A la fin de la matinée, je m’efforce de désamorcer mon propre mécontentement à voix haute, en disant à l’institutrice et à Élisa, que tenter quelque chose est moins certain que de l’avoir déjà fait, que ces rencontres sont prévues pour justement essayer. Je vois bien que c’est à moi-même que je m’adresse, que j’essaye de me rappeler que dans l’idée d’expérimentation il y a nécessairement une part non productive, empêtrée dans cette sensation de gaspiller le temps des rencontres sans réussir à proposer une piste satisfaisante (spectaculaire ?).

L’après-midi sera consacré à l’écriture avec les CM2, cette fois par demi groupes qui se succèderont.

J’ai fait des tirages de notre journée à Noirlac, j’ai choisi les photographies où leurs mouvements effacent les silhouettes dans le flou d’une pose longue, les fantômes sont bien là, évanescents ! Certaines en grand format et d’autres en très petits. L’autre moitié de classe va imaginer des histoires à voix haute avec la super pioche (personnages, lieux de l’abbaye, couleur, sensations) qu’Elisa a préparée. Un petit bout de moi aurait drôlement bien aimé lâcher tout et pense : moi aussi, moi aussi ! Je veux être avec vous et écouter toutes les histoires qui vont être inventées !

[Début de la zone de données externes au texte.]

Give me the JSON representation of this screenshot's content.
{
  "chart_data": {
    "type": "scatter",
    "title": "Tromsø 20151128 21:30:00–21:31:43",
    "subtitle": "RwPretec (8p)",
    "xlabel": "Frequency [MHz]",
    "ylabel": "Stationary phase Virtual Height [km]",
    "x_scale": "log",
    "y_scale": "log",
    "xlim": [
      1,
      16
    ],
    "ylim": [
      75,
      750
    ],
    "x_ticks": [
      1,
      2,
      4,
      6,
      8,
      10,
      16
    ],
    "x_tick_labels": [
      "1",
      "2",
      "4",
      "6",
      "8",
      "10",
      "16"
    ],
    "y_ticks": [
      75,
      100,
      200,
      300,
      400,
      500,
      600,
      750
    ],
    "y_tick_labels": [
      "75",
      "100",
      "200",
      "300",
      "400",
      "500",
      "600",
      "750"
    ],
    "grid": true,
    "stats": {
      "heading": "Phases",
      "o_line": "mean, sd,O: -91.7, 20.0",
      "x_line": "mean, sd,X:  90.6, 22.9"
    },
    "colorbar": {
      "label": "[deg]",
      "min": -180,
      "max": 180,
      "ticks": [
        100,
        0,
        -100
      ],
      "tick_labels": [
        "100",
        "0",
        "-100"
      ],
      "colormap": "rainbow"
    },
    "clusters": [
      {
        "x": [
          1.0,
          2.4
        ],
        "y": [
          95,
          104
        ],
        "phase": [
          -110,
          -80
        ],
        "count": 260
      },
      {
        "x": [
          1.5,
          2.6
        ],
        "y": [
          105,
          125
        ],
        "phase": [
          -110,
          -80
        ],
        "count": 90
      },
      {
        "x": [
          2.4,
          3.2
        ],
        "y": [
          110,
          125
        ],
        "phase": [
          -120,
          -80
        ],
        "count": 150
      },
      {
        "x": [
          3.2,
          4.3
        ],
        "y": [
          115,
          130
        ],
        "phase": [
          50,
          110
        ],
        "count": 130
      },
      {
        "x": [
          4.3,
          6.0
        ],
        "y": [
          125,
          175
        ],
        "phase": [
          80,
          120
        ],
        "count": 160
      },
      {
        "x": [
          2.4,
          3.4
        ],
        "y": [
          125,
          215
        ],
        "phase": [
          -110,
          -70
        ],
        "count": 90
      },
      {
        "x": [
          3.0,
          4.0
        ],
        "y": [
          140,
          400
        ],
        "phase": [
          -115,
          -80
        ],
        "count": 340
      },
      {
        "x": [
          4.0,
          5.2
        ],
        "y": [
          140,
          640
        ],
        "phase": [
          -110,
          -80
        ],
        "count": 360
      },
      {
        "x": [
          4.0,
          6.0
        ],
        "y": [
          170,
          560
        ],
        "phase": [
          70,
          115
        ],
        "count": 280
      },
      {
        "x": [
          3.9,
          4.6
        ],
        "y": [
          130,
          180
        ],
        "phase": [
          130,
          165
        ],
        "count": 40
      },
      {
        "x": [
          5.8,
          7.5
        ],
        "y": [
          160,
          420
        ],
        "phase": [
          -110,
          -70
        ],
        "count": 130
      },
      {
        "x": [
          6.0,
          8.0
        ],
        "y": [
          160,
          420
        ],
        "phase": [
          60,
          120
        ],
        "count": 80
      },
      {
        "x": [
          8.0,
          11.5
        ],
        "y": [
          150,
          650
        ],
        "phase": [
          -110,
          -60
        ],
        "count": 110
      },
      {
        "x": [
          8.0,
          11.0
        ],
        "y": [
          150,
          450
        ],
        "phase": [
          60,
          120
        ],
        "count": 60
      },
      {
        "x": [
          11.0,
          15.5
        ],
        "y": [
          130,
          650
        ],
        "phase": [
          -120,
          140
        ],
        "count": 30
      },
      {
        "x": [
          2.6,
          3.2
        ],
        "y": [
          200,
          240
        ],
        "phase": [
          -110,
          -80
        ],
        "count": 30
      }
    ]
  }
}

Le groupe avec moi vient écrire, avec les photographies et les bonbons mots piochés à volonté. Mais écrire n’est pas si simple. Et imaginer demande toujours un peu d’espace mental et de concentration. Pourtant, leurs impressions refont surface, des descriptions se construisent, des actions se déroulent.

Ces phrases, que j’ai mises au propre, prennent ensemble une forme simple et directe, comme leurs exclamations dans les salles qui résonnaient. Et je me dis qu’elles s’approchent, probablement, par-delà le temps, des cris et des jeux des enfants espagnols, réfugiés et abrités si sommairement pendant la guerre dans l’abbaye abandonnée.

Dans la cour, j’ai vu un pommier.
Dans le dortoir, j’ai vu un papillon.

Donc ne joue pas avec ton nez, ton visage, tes mains, avec ton cœur.
Écoute plutôt nos voix :
Nous étions au jardin
On a couru et sauté
Il y avait du feu et on est rentré en bus.

L’après-midi, on a escaladé avec tout le monde, et voilà.
J’ai fabriqué un lance-pierre avec un caillou.

À Noirlac, on a vu une forêt.
Les fenêtres brillent et les faïences brillent aussi.
À Noirlac, il y avait une pièce au dedans.
Les pierres sont douces.
À Noirlac, on utilisait des rubans pour des pansements.
Dans le puits il y a des jets d’eau.
À Noirlac, j’ai joué et j’ai regardé une cheminée.
Ma sœur a un creux.
À Noirlac, tout le monde a souri.
Tiens ma sœur, un œuf.
À Noirlac, les coccinelles sont toutes rouges, il n’y a pas de chien.